Oggi era diverso: Hyunjin stava scherzando con Oona quando si sono incontrati nel corridoio.
-Dovresti indossare più vestiti da adolescente, Oona!
"Grazie, ma mi piacciono i miei vestiti da bambina, mi aiutano a mimetizzarmi", rispose con un sorriso.
"Beh, il tuo corpo ti tradisce già; è difficile trovare vestiti da ragazza con le pinces dove servono", disse in tono beffardo.
-Voi oppas volete che io cresca così un attimo dopo potrete dirmi di comportarmi bene!

Fu allora che Jisung osò chiedere: "Ma quanti anni hai?"
"Ho compiuto quindici anni a marzo", sussurrò, sorpresa che Han le stesse parlando per la prima volta. "Dicono che non devo più indossare i nastri per capelli."
"Quindici, tu?" -senza pensarci, la scrutò, soffermandosi per un secondo sul suo petto, arrossendo- "Beh, Oona, non ne avevo idea, ma no, non pensare nemmeno di smettere di indossarlo, è carino vedere i tuoi capelli ricci con quel nastro nei corridoi..."

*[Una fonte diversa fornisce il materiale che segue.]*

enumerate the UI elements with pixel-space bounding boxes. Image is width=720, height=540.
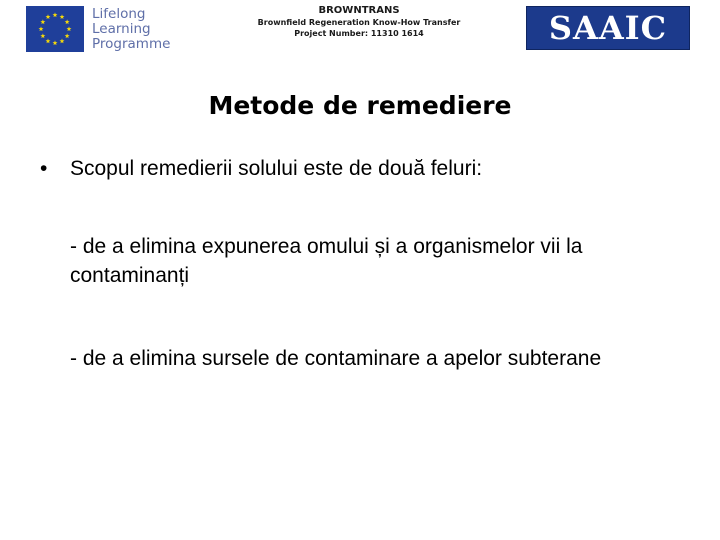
eu-star-icon xyxy=(65,33,70,38)
project-number: Project Number: 11310 1614 xyxy=(294,29,424,38)
eu-star-icon xyxy=(40,19,45,24)
eu-program-text xyxy=(92,7,170,52)
eu-star-icon xyxy=(40,33,45,38)
bullet-item xyxy=(40,154,680,184)
eu-star-icon xyxy=(39,26,44,31)
eu-flag-icon xyxy=(26,6,84,52)
project-name: BROWNTRANS xyxy=(318,5,400,16)
sub-item-sources: - de a elimina sursele de contaminare a apelor subterane xyxy=(70,347,602,370)
slide-title: Metode de remediere xyxy=(208,91,512,120)
project-subtitle: Brownfield Regeneration Know-How Transfer xyxy=(257,18,461,27)
saaic-logo xyxy=(526,6,690,50)
eu-star-icon xyxy=(60,14,65,19)
eu-program-line-2: Learning xyxy=(92,20,151,37)
sub-item-exposure: - de a elimina expunerea omului și a organismelor vii la contaminanți xyxy=(70,235,583,287)
bullet-marker: • xyxy=(40,157,48,180)
eu-star-icon xyxy=(65,19,70,24)
project-info xyxy=(248,4,470,40)
bullet-text: Scopul remedierii solului este de două feluri: xyxy=(70,157,483,180)
eu-program-line-3: Programme xyxy=(92,35,171,52)
eu-star-icon xyxy=(53,40,58,45)
eu-program-line-1: Lifelong xyxy=(92,5,146,22)
eu-star-icon xyxy=(67,26,72,31)
eu-star-icon xyxy=(60,39,65,44)
lifelong-learning-programme-logo xyxy=(26,4,192,54)
eu-star-icon xyxy=(46,39,51,44)
eu-stars xyxy=(26,6,84,52)
eu-star-icon xyxy=(46,14,51,19)
eu-star-icon xyxy=(53,12,58,17)
saaic-logo-text: SAAIC xyxy=(548,9,668,47)
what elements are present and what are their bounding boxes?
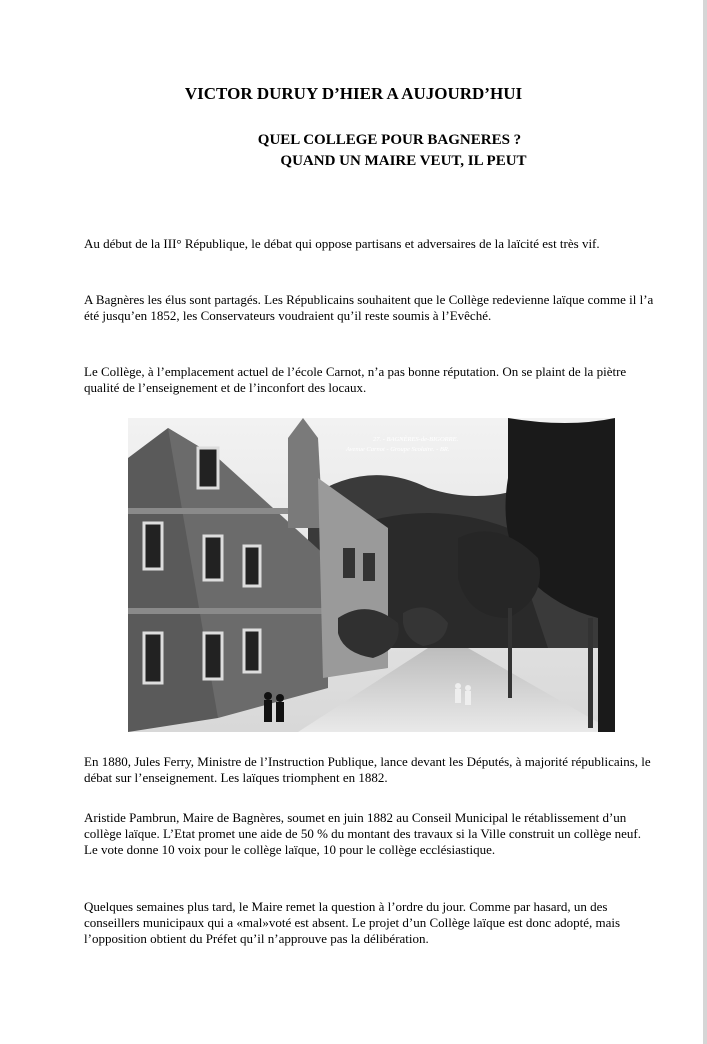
paragraph-3: Le Collège, à l’emplacement actuel de l’école Carnot, n’a pas bonne réputation. On se plaint de la piètre qualité de l’enseignement et de l’inconfort des locaux. — [84, 364, 627, 395]
paragraph-1: Au début de la III° République, le débat qui oppose partisans et adversaires de la laïcité est très vif. — [84, 236, 600, 251]
paragraph-4: En 1880, Jules Ferry, Ministre de l’Instruction Publique, lance devant les Députés, à majorité républicains, le débat sur l’enseignement. Les laïques triomphent en 1882. — [84, 754, 651, 785]
photo-illustration — [128, 418, 615, 732]
photo-caption-line2: Avenue Carnot - Groupe Scolaire. - BR. — [346, 446, 450, 453]
document-subtitle-line2: QUAND UN MAIRE VEUT, IL PEUT — [280, 153, 527, 169]
historical-photo — [128, 418, 615, 732]
paragraph-2: A Bagnères les élus sont partagés. Les Républicains souhaitent que le Collège redevienne laïque comme il l’a été jusqu’en 1852, les Conservateurs voudraient qu’il reste soumis à l’Evêché. — [84, 292, 654, 323]
document-subtitle-line1: QUEL COLLEGE POUR BAGNERES ? — [257, 132, 522, 148]
paragraph-5: Aristide Pambrun, Maire de Bagnères, soumet en juin 1882 au Conseil Municipal le rétablissement d’un collège laïque. L’Etat promet une aide de 50 % du montant des travaux si la Ville construit un collège neuf. Le vote donne 10 voix pour le collège laïque, 10 pour le collège ecclésiastique. — [84, 810, 641, 857]
paragraph-6: Quelques semaines plus tard, le Maire remet la question à l’ordre du jour. Comme par hasard, un des conseillers municipaux qui a «mal»voté est absent. Le projet d’un Collège laïque est donc adopté, mais l’opposition obtient du Préfet qu’il n’approuve pas la délibération. — [84, 899, 621, 946]
photo-caption-line1: 27. - BAGNÈRES-de-BIGORRE. — [373, 436, 459, 443]
document-title: VICTOR DURUY D’HIER A AUJOURD’HUI — [184, 84, 523, 103]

Il poveretto avrebbe voluto tornare indietro al momento in cui aveva aperto bocca e riaprirla. Non sapeva perché l'avesse detto, ma si vergognava. Hyunjin non sembrava accorgersene. Augurò a Oona una buona giornata prima di entrare nella sala prove. Bang Chan lo guardò in modo strano, ma anche lui non disse nulla.